Я заметил, что старик волнуется, — почему это русский генерал так заботится, чтобы он принял этот пост, но ответа, видно, не нашел.
Мы покидали его кабинет, в котором когда-то устраивали семейные балы, танцевали, а на хорах, поддерживаемых колоннами, прежде сидел крепостной оркестр и наигрывал бравурные мелодии.
— Замок мерзебургских курфюстов полон легенд, — объяснял нам Гюбенер, — вот эта клетка и живой ворон, сидящий там никто не знает, с каких времен, тоже легенда. Она передает, что давным-давно курфюрст выдавал свою дочь замуж за принца. Обрученная невеста перед сном клала кольцо обручальное на столик у окна, и, когда она проснулась, на подоконнике сидела большая черная птица и пристально следила за молодой девой. Невеста поднялась, чтобы поласкать птицу, но ворон изловчился, схватил кольцо и унес. Свадьба расстроилась. Закон был такой: раз кольцо утрачено, свадьбы быть не могло. И принц вызвался найти ворона. Долго он искал птицу, но не нашел. Жители той местности рассказали, что птица живет на очень высокой горе, в кронах больших деревьев. Там ее и надо искать. Принц вернулся и снова стал искать вороватую птицу. Долго лез он по скалам, царапаясь о камни, поздно вечером, когда птицы спали, он подкрался и схватил ворона. Обыскал все гнездо, а кольца не нашел. Он привез вора в замок и, конечно, его посадили в клетку, рассчитывая, что он выкинет кольцо. Проходили дни, месяцы, годы, а кольца ворон не выкидывал. Жених и невеста старели, состарились и так и умерли, а ворон продолжает жить до сих пор на положении узника. Говорят, что этому ворону более 250 лет, но точно никто не знает.

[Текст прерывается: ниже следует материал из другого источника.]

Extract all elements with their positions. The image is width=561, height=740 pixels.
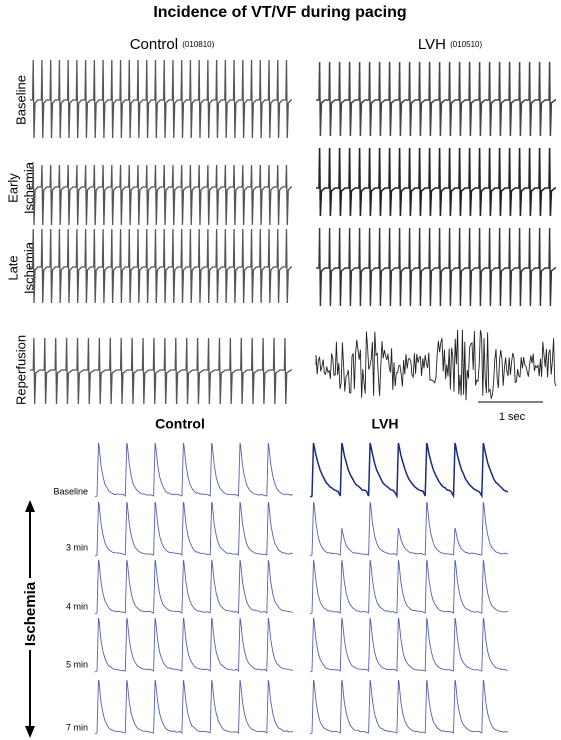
trace	[94, 501, 293, 557]
label-background	[22, 578, 38, 650]
trace	[309, 559, 508, 615]
trace	[94, 442, 293, 498]
figure-title: Incidence of VT/VF during pacing	[153, 4, 406, 21]
row-label: 5 min	[66, 659, 88, 669]
row-label: 3 min	[66, 542, 88, 552]
trace	[316, 61, 556, 137]
row-label: Early	[5, 173, 20, 203]
trace	[309, 679, 508, 735]
row-label: Baseline	[53, 486, 88, 496]
trace	[309, 442, 509, 499]
trace	[316, 227, 556, 307]
column-id: (010810)	[182, 40, 214, 49]
trace	[30, 337, 292, 405]
row-label: Reperfusion	[13, 335, 28, 405]
row-label: Late	[5, 255, 20, 280]
column-header: Control	[155, 416, 205, 432]
scale-bar-label: 1 sec	[499, 411, 526, 423]
trace	[94, 679, 293, 735]
column-header: LVH	[372, 416, 399, 432]
column-label: LVH	[418, 36, 446, 53]
trace	[309, 617, 508, 673]
row-label: 4 min	[66, 601, 88, 611]
column-id: (010510)	[450, 40, 482, 49]
arrow-head	[25, 726, 35, 738]
trace	[315, 329, 557, 401]
trace	[30, 59, 292, 139]
column-header: LVH (010510)	[418, 36, 483, 53]
trace	[316, 147, 556, 217]
trace	[30, 164, 292, 226]
trace	[30, 228, 292, 304]
trace	[94, 617, 293, 673]
column-label: Control	[130, 36, 178, 53]
arrow-head	[25, 500, 35, 512]
axis-label: Ischemia	[22, 581, 39, 646]
trace	[94, 559, 293, 615]
column-header: Control (010810)	[130, 36, 215, 53]
trace	[309, 501, 509, 557]
row-label: 7 min	[66, 722, 88, 732]
row-label: Baseline	[13, 75, 28, 125]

— Гитлера бы посадить в эту клетку, и показывать его людям, как ископаемое чудовище, — кто-то из немцев, присоединившихся к нам, еле заметно проронил эту фразу.
Гюбенер повернулся и довольно громко сказал:
— Об этом чудовище будут сказывать иные сказки, полные страха и ненависти.
Мы вышли в парк, запущенный, неухоженный, там расстались с немцем, которого мы выбрали, как барометр наших отношений с немецким населением. По его поведению можно будет судить о многом в умонастроениях немецкого населения.